#2: Impossible Things In Music

11/10/2024

SPEED:

I write songs very slowly. On average, it takes me two months to write one song. I have written faster, but the quality tends to tank.

Other people write so much faster that I find it hard to believe. For instance, after they’d settled on the title for Anything Goes, Cole Porter wrote the title song overnight. And Ira Gershwin reported that he and George wrote the song “Do, Do, Do” from Oh, Kay! in 45 minutes. (I think their time could have been better spent, but that’s just me.)

Even more impressive, I think, is what Irving Berlin did when he was asked to write the score for Annie, Get Your Gun. Just to see if he felt comfortable with the project, he holed up in a hotel for the weekend and wrote two or three, or even five songs (depending on who’s telling the story). You might even recognize one or two: “Doin’ What Comes Natur’lly,” “You Can’t Get a Man With a Gun,” “They Say It’s Wonderful,” “The Girl That I Marry,” and “There’s No Business Like Show Business.”
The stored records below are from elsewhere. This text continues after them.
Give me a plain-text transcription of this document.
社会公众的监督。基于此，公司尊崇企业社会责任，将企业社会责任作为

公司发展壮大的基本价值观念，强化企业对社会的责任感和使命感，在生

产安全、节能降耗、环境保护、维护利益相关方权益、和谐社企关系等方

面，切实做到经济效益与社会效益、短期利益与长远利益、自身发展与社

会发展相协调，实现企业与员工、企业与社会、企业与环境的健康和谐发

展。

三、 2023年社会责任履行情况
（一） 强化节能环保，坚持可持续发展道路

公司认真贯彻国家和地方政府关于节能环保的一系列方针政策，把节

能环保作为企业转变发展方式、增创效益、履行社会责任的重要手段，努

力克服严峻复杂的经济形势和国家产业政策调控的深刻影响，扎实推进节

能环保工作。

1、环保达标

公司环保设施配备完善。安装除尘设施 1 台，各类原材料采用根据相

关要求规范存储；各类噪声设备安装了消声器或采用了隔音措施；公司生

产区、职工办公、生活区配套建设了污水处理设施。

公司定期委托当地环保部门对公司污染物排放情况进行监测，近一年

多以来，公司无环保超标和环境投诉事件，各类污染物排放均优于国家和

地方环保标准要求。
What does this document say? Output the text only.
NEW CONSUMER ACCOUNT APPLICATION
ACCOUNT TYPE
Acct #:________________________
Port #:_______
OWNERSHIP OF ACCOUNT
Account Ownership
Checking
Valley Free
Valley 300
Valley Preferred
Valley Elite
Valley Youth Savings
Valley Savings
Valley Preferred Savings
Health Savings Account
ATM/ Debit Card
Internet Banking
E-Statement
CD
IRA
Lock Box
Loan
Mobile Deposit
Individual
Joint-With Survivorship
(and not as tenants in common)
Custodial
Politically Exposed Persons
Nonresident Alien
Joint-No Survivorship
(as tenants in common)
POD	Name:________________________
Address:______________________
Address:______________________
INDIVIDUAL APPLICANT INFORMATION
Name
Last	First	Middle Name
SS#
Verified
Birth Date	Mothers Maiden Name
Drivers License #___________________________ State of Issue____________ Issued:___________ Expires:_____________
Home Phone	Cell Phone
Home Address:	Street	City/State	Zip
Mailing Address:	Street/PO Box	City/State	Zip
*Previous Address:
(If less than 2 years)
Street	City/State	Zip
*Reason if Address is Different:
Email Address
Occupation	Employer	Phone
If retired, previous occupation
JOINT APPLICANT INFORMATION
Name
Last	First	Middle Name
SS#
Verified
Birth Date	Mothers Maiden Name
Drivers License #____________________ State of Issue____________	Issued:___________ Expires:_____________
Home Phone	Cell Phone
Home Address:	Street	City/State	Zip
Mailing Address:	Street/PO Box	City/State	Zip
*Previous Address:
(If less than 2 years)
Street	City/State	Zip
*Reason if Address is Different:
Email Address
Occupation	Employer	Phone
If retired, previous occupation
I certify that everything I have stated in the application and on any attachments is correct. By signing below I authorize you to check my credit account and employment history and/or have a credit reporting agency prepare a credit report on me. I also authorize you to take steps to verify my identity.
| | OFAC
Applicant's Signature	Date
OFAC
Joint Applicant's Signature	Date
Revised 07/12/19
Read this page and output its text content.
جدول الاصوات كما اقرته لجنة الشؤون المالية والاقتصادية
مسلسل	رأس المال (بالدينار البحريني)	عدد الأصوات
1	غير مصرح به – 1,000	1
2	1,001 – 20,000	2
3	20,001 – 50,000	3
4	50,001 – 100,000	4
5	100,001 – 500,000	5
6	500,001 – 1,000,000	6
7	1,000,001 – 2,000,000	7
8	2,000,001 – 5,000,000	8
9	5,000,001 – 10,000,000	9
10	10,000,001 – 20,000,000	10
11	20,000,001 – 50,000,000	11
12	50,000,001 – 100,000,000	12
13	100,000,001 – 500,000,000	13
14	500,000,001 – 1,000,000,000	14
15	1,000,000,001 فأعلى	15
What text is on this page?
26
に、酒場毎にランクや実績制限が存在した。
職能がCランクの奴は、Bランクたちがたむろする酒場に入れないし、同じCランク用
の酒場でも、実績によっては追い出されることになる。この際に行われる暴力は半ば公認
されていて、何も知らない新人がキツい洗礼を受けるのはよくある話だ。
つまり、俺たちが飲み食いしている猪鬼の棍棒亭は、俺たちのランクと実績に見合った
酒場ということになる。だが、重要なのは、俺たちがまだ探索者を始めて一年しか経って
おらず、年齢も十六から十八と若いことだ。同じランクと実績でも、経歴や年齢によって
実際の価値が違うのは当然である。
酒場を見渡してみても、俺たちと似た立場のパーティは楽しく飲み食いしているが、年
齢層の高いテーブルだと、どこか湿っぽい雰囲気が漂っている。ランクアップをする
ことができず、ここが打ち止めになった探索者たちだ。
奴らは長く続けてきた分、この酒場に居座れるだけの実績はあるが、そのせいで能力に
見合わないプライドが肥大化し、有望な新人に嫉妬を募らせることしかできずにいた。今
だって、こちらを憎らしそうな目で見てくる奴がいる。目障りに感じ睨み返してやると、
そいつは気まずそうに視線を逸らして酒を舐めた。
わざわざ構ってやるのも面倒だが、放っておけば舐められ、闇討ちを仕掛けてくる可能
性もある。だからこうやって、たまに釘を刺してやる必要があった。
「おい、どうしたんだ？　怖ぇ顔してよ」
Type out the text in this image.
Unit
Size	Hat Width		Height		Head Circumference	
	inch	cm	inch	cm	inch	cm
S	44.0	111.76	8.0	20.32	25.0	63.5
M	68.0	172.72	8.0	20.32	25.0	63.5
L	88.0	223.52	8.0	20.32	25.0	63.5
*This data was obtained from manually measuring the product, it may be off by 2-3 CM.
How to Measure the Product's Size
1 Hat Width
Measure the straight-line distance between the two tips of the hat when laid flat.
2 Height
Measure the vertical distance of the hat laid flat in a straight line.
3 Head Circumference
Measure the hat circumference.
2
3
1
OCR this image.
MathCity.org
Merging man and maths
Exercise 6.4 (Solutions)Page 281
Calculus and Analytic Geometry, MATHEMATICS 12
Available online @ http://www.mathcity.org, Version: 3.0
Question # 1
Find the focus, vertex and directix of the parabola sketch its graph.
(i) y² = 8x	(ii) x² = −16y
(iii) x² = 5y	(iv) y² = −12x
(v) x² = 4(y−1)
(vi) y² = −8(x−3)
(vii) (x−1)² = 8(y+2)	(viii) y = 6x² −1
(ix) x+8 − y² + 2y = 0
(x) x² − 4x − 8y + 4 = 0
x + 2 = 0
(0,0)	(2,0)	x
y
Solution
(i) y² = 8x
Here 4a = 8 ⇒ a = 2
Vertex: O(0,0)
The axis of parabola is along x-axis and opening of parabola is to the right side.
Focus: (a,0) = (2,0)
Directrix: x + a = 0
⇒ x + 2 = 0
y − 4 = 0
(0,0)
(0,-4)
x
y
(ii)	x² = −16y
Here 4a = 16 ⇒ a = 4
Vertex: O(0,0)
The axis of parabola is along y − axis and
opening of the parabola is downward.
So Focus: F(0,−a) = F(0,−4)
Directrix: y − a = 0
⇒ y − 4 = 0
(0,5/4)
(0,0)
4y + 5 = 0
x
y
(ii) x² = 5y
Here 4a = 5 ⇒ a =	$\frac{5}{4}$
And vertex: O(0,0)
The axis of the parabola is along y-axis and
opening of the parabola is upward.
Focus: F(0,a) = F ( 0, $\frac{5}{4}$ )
In one weekend? As far as I’m concerned, that’s impossible.

ARRANGING:

Recently I have been writing vocal harmonies. I have no business writing vocal harmonies, or arrangements either. My method is to sit at the piano and go plunk-plunk, “no, that’s not right,” plunk-plunk, “no, that’s not right,” plunk-plunk, “okay, that’s all right.” Then I pick up my pencil and I think, “now, what was that, again?” Plunk-plunk, “no, that wasn’t it”. . .

If I were writing songs for Broadway I would have an orchestrator to do this for me. In Broadway’s golden age, orchestrators got their assignments at 11:00 in the evening and worked all night in a hotel room to have the orchestrations ready to be copied for the next day’s rehearsal. Even today the orchestrator will complete maybe 100 bars in a day, and all without recourse to a piano. They hear the instruments in their heads and they write it down.

All I hear in my head is the buzzing of tinnitus.

MEMORY:

I don’t know why I’m telling you this, but I have a terrible memory for music. Frequently I can’t remember the melodies of my own songs.

Other people have much better memories. For instance, there was a bass player interviewed in our local paper who could remember the bass part of any song he ever played. Consequently, he could substitute in a band he hadn’t played with for years and know all the tunes.

There are more impressive stories, however:

Leonard Bernstein, when he first came to New York, stayed with a friend of his father’s. The friend took him to a concert and Bernstein was so entranced by one of the pieces that afterwards he asked that they stop by the library so he could look at the score. When they got home, he sat at the piano and played the piece from memory. His host asked why, if he already knew the piece, they had to stop at the library. Bernstein said, no, he had heard it for the first time that day.

Artur Toscanini was so near-sighted he had to conduct from memory. He was once rehearsing a new opera but hadn’t yet seen the score for the last half. When it arrived he called for an hour’s break so he could study it. After the rehearsal resumed and they were part-way through, he stopped the orchestra and told the horn player he should have played a forte-piano at that point. But the horn player reported he had a forte marked in his part. Toscanini asked his assistant to check page 41 and see how the G in the third bar was marked and, sure enough, it should have been a forte-piano.

Finding out these things tends to make a fellow like me feel inadequate as a musician.

But then I remind myself that these things are actually impossible. I’m pretty sure the only way a real person could do any of this stuff is to sell his soul to the devil. And it makes me wonder: why has the devil never offered to buy my soul?